Alle Menschen wachen in der Nacht meist mehrmals auf, ohne dass ihr Schlaf dadurch gestört wird. Oft ist es nur eine kurze Drehung, um gleich weiterzuschlafen. Es gibt Erwachsene, die ganz aufwachen, aber eine Methode gefunden haben, wie sie schnell wieder in den Schlaf zurückfinden, z.B. zwei Seiten lesen, das Kissen aufschütteln, einen Schluck Wasser trinken.

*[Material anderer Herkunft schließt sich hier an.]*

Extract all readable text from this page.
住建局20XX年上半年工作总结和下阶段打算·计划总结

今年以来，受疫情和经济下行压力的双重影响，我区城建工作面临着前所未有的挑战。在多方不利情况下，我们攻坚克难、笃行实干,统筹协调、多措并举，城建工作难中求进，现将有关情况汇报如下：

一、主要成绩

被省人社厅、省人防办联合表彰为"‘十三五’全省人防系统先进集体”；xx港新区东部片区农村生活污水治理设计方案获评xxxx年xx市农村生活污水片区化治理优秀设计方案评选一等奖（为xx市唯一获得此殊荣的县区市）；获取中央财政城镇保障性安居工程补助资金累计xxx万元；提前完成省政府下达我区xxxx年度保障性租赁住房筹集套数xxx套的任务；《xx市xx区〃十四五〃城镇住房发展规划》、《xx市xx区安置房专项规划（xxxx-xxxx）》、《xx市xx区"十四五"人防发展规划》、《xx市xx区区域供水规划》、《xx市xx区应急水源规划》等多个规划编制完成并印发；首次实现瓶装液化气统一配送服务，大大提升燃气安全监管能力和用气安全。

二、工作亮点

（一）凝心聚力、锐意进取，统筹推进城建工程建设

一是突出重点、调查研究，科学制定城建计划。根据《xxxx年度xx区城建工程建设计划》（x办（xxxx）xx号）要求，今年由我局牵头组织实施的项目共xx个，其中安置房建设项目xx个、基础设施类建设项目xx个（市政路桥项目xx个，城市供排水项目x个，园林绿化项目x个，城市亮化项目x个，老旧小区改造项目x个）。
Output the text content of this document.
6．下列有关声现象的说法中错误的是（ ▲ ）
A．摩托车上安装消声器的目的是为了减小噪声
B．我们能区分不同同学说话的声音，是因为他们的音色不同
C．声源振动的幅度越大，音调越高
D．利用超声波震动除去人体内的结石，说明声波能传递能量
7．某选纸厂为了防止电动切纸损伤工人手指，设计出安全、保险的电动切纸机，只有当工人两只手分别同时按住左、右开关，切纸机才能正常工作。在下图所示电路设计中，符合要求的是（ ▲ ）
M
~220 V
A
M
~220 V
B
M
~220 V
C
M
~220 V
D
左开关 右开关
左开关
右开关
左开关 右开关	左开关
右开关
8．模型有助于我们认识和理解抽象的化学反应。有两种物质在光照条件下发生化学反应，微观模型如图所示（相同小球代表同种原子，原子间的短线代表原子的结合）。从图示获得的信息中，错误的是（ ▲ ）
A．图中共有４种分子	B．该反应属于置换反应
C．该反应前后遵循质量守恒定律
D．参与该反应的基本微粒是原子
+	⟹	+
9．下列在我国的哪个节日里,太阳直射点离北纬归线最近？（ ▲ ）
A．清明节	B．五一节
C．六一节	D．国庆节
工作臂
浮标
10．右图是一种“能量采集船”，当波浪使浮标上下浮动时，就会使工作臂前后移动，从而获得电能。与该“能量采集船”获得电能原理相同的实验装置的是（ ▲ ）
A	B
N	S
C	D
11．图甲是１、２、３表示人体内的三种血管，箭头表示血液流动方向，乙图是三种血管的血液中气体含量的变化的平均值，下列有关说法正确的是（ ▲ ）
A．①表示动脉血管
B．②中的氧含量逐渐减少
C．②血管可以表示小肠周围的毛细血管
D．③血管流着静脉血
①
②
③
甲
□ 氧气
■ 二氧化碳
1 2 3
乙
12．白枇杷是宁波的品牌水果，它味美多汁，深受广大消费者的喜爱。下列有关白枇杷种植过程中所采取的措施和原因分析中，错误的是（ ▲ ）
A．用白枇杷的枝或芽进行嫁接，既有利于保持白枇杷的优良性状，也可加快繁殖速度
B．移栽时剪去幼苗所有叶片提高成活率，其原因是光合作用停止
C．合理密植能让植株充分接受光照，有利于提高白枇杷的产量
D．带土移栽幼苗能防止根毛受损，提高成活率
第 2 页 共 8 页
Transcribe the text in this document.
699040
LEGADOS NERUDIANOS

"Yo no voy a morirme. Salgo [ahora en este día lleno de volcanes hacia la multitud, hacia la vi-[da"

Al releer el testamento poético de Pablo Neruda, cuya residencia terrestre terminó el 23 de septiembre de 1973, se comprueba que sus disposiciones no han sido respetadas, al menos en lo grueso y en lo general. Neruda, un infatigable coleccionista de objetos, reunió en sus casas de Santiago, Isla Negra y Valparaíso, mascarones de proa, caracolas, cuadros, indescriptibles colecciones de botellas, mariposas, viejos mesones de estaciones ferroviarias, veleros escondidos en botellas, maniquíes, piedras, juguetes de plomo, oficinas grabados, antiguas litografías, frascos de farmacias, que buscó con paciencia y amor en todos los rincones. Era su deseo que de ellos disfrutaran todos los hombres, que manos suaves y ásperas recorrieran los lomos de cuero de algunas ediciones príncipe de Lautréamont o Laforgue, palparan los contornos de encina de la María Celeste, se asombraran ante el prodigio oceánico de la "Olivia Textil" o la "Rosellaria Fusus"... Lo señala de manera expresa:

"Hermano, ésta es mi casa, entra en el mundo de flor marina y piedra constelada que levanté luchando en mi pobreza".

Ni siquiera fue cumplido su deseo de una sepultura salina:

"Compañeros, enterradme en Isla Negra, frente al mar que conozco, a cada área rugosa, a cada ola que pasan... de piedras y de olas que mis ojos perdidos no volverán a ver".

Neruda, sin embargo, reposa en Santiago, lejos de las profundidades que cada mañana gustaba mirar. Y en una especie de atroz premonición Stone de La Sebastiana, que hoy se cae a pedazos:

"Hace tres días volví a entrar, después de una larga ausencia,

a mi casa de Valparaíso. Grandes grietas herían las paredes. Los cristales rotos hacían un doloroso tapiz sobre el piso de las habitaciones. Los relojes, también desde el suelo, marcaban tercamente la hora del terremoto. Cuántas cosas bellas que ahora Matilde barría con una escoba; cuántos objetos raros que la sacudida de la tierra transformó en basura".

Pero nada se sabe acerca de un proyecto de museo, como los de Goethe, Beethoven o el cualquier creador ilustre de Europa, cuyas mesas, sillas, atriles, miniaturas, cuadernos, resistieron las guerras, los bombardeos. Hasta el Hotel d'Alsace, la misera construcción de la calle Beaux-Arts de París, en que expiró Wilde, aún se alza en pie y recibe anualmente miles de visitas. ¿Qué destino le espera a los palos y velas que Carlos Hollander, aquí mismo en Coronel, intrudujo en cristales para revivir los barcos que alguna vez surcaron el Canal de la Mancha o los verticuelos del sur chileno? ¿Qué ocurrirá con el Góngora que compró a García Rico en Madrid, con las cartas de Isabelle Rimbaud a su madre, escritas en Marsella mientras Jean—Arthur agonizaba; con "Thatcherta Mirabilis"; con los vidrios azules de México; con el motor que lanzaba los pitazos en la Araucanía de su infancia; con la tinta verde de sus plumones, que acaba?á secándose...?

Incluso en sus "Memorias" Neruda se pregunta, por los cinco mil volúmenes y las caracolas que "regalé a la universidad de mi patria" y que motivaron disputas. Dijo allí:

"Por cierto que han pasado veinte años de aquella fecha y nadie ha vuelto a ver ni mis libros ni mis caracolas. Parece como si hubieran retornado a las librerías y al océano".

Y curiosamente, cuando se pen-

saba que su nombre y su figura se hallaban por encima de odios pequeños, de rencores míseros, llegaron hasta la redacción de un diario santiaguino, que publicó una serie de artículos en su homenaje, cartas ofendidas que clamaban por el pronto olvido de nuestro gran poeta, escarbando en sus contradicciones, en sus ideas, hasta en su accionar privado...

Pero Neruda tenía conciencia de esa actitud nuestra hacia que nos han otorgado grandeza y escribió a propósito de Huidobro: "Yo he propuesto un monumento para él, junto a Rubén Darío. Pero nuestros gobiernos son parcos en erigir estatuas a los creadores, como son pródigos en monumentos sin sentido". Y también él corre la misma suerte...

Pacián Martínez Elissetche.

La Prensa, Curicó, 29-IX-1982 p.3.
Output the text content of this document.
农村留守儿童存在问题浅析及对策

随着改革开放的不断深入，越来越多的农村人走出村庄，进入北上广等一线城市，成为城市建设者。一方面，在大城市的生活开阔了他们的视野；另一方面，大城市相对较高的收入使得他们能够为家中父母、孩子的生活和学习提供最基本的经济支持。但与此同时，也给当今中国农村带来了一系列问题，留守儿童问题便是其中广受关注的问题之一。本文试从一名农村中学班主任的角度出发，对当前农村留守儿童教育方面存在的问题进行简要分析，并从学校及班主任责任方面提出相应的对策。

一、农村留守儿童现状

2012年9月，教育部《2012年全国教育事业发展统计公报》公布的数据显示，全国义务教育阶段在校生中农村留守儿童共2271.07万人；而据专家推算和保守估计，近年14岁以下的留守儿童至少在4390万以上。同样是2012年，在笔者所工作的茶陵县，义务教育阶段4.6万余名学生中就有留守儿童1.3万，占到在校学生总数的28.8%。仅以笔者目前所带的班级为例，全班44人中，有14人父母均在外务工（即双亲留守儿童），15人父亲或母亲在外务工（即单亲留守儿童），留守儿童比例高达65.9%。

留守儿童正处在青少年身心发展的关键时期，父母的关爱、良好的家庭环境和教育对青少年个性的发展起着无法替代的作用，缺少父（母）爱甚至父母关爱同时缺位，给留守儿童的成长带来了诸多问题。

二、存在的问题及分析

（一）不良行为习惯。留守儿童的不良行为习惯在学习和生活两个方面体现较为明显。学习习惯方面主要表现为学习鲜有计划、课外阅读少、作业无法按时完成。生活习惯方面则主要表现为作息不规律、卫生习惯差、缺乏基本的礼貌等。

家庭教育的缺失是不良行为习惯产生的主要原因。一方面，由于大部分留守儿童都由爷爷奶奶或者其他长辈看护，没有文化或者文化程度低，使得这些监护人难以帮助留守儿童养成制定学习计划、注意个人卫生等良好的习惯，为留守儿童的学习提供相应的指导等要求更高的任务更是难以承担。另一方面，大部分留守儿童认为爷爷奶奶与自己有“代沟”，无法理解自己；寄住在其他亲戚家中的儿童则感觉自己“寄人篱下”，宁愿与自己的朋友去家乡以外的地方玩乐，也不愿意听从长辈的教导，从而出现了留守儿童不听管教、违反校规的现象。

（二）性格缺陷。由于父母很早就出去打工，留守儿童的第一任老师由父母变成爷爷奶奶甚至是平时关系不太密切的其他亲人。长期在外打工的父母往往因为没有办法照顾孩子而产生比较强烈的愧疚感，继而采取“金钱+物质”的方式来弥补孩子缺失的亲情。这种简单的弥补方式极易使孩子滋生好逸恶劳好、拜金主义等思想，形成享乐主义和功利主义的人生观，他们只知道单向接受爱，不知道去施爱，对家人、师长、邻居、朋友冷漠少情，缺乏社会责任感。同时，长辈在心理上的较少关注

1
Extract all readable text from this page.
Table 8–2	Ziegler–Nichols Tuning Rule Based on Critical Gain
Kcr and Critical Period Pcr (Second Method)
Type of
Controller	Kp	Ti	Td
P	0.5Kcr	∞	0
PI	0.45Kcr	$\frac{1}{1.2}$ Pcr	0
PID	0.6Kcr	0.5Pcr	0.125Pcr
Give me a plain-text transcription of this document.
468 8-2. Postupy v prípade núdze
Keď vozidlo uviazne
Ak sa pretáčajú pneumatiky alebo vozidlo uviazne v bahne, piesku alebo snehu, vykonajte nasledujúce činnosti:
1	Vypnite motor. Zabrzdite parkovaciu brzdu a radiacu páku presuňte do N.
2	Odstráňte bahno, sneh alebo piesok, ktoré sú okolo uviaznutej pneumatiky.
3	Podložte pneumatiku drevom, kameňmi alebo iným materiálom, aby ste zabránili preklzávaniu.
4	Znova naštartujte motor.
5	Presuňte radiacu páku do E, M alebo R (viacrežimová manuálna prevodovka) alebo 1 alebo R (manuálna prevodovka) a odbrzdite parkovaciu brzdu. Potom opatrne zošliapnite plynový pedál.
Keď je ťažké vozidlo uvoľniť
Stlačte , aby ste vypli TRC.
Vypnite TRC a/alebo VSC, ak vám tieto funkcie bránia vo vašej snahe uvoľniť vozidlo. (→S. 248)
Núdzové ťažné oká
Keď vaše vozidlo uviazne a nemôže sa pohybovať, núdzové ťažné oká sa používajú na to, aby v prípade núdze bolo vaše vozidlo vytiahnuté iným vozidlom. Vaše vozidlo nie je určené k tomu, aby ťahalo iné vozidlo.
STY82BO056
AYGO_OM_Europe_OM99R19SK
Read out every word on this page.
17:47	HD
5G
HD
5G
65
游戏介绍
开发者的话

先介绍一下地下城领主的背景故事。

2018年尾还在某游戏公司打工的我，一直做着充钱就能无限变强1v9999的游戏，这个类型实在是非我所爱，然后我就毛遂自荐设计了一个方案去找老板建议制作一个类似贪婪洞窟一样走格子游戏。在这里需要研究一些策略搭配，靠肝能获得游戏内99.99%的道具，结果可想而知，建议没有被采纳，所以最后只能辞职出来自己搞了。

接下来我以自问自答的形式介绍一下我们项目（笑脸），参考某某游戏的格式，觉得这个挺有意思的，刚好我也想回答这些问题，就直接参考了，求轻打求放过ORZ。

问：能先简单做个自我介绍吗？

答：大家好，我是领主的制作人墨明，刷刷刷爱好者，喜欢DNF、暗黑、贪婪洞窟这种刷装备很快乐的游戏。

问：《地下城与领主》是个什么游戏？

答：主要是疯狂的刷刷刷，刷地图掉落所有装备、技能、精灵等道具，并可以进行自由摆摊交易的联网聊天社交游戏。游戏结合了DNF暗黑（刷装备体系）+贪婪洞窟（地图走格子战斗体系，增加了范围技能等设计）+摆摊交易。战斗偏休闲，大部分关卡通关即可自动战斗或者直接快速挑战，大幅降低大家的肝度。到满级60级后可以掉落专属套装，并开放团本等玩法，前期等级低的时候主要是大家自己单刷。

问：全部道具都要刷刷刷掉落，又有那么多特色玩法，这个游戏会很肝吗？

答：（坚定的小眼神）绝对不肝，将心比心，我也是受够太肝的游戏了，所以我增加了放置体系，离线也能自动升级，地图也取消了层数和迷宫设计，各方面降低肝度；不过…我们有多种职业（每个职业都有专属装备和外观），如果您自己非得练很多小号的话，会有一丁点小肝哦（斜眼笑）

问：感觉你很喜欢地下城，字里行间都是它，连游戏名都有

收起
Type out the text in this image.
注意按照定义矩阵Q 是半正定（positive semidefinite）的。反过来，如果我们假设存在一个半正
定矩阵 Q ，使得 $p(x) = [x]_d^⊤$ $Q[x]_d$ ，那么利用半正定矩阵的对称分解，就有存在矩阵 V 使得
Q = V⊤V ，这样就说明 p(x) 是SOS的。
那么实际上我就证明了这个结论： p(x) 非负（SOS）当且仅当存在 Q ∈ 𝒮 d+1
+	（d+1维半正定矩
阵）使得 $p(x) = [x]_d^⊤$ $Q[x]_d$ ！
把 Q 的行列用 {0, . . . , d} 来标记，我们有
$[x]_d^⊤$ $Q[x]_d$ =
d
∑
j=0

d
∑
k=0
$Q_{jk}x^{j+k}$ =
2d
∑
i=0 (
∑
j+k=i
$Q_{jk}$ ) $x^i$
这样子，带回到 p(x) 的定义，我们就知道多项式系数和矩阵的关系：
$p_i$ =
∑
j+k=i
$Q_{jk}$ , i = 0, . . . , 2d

Kinder haben diese Möglichkeiten und Fähigkeiten (noch) nicht und reagieren daher anders. Wenn sie ihren «Nuggi» verlieren, den Kopf anstossen oder Angst haben, beginnen sie oft zu weinen und rufen nach Mama oder Papa. Manche stehen auf, tappen schlaftrunken ins Elternzimmer und kriechen ohne grosse Erklärung ins Elternbett.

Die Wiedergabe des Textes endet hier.